Over 13 years ago, I was a new mom. Still, to this day, I remember the intense feelings of being overwhelmed and scared. I remember feeling clueless and kind of crazy as I fumbled through the days trying to figure out what my VERY tiny newborn (my daughter was 5 pounds when she was born) was trying to communicate to me. I now had this intense responsibility of helping this little person grow, develop and become a productive citizen in the world. While I wasn’t doing this alone, my partner was also a new parent, and he was not around much in those early days due to his responsibilities as an internal medicine resident. I felt more alone and isolated then I had ever felt before in my life. In my sleep-deprived haze, I met another mom who lived in my building who was a second-time mom with a newborn. She told me about a drop in new moms group a few blocks away at the YMCA. While I was still not feeling all that confident in my ability to feed or soothe my baby outside the house, my desperate need for human interaction led me to the group. I can still distinctly remember the flood of relief I experienced when sitting around that circle of moms and hearing that everyone else was having the same experience. From that moment on, I knew that I wanted to be able to provide that same experience for other new moms so that I could help, even just a little, to minimize those feelings of isolation and struggle for other new moms out there.
And so, 3 years later The Chicago New Moms Group was born. The Chicago New Moms Group is a 6 week educational and supportive program for first-time moms of babies 0-6 months old. It is designed to provide a safe and nonjudgmental space where the same group of moms can come together each week to discuss the rapidly evolving ups and downs of being a new parent. The discussion topics range from adjustment to major life transition, developing your identity as a new mom, understanding your baby’s temperament, helping parents understand normal sleep development and how to help babies sleep to thinking about identity as either a working mom or a stay at home mom and so much more. While I lead the discussion and provide relevant resources based on where the weeks’ discussions go, the sessions belong to the moms themselves. I strive to help them learn from each other as much, if not more, then they learn from me. While I am only spending 6 weeks with them, my goal is for every mom to come through the group feeling more confident as their role as a new mom, but also with a solid group of new mom friends who truly understand what this experience is like. These friendships are meant to last well beyond our 6 weeks together. At the end of 2018, I also began adding in a Second Time Moms Group for those who are now trying to figure out how to incorporate more children into their family and understanding how this changing family dynamic influences so many areas of their lives.

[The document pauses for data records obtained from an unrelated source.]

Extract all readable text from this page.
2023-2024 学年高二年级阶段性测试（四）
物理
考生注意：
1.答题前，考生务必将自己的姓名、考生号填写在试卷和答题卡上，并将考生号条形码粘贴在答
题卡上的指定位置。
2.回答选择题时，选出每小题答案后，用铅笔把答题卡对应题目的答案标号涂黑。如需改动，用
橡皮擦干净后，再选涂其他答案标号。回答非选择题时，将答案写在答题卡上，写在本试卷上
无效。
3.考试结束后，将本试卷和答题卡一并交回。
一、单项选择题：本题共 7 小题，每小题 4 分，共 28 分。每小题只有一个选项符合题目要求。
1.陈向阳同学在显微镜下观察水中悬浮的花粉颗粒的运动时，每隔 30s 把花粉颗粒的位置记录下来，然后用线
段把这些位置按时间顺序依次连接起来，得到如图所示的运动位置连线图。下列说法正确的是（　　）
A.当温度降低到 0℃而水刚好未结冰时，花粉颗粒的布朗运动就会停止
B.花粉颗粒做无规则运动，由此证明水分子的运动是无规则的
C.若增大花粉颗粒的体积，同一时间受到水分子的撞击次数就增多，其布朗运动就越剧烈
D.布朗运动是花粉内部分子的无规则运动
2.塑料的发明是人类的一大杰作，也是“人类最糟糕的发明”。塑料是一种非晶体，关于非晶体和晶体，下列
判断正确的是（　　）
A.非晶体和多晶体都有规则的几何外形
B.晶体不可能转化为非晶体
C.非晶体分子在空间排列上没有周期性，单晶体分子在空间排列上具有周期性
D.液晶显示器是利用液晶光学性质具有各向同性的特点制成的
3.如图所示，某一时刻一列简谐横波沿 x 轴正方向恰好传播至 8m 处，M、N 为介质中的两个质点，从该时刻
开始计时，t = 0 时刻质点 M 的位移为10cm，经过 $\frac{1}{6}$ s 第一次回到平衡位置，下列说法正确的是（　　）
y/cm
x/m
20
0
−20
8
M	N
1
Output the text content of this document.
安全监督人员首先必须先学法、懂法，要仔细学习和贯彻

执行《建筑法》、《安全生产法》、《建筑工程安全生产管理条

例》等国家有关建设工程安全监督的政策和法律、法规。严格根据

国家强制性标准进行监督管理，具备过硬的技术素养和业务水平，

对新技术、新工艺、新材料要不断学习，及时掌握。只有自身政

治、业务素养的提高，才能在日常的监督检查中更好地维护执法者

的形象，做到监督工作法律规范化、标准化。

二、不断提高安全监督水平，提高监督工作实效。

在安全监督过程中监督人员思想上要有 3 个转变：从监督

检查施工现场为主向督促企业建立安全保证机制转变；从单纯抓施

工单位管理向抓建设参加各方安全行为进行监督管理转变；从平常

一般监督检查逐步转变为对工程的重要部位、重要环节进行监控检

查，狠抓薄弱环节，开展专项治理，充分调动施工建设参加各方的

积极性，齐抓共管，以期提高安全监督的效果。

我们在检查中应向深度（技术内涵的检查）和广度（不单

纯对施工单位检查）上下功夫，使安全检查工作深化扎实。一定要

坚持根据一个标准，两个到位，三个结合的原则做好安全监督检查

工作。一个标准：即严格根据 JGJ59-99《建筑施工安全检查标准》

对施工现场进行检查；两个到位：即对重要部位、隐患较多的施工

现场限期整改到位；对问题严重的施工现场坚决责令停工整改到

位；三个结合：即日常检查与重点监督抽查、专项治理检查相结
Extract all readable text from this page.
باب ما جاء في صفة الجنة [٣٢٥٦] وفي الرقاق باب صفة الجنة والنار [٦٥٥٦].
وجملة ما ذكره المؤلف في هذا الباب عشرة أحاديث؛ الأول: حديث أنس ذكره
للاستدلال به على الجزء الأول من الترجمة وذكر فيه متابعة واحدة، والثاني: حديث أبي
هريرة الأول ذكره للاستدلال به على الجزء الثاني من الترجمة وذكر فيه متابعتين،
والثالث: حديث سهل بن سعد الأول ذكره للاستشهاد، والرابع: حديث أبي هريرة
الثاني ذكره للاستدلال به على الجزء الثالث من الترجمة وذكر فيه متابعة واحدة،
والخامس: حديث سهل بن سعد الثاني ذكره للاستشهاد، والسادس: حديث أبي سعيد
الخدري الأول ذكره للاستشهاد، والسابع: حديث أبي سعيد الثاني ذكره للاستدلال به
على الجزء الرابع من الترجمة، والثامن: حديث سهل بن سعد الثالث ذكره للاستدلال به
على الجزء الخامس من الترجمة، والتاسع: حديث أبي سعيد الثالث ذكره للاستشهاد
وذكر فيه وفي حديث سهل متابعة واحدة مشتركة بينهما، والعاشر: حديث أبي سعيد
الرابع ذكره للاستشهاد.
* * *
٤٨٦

With 20% of all moms in the United States experiencing postpartum depression and anxiety, the isolation felt at this very pivotal time cannot be ignored. While I am very clear that the group is not designed as a postpartum depression group, I screen all moms for symptoms of postpartum mood disorders and provide relevant referrals if they are not being well supported by other mental health providers. I also encourage the moms to bring those feelings into the group; to mention that they are seeing a therapist and how this has been helpful or to even share that they are taking medication for depression or anxiety. Normalizing these feelings and bringing them out in the open can only serve to encourage all moms to get the support they need in order to take care of themselves. I am constantly reminding them to take care of themselves first because this will actually enable them to be the best moms they can be.
My favorite experience from the last 10 years is running into a mom who was in a group when her baby was first born and hearing how she is still in touch with the moms who were in her group and that they are still getting together years after being in a group. Many of them now have multiple children and are still relying on one another for the essential support they found when they were all first-time moms with newborns sleeping like tree frogs curled on their chests. So often they tell me that participating in the group was one of the best things they did as a new parent. This is why I run the group. Nothing brings me more joy than hearing this!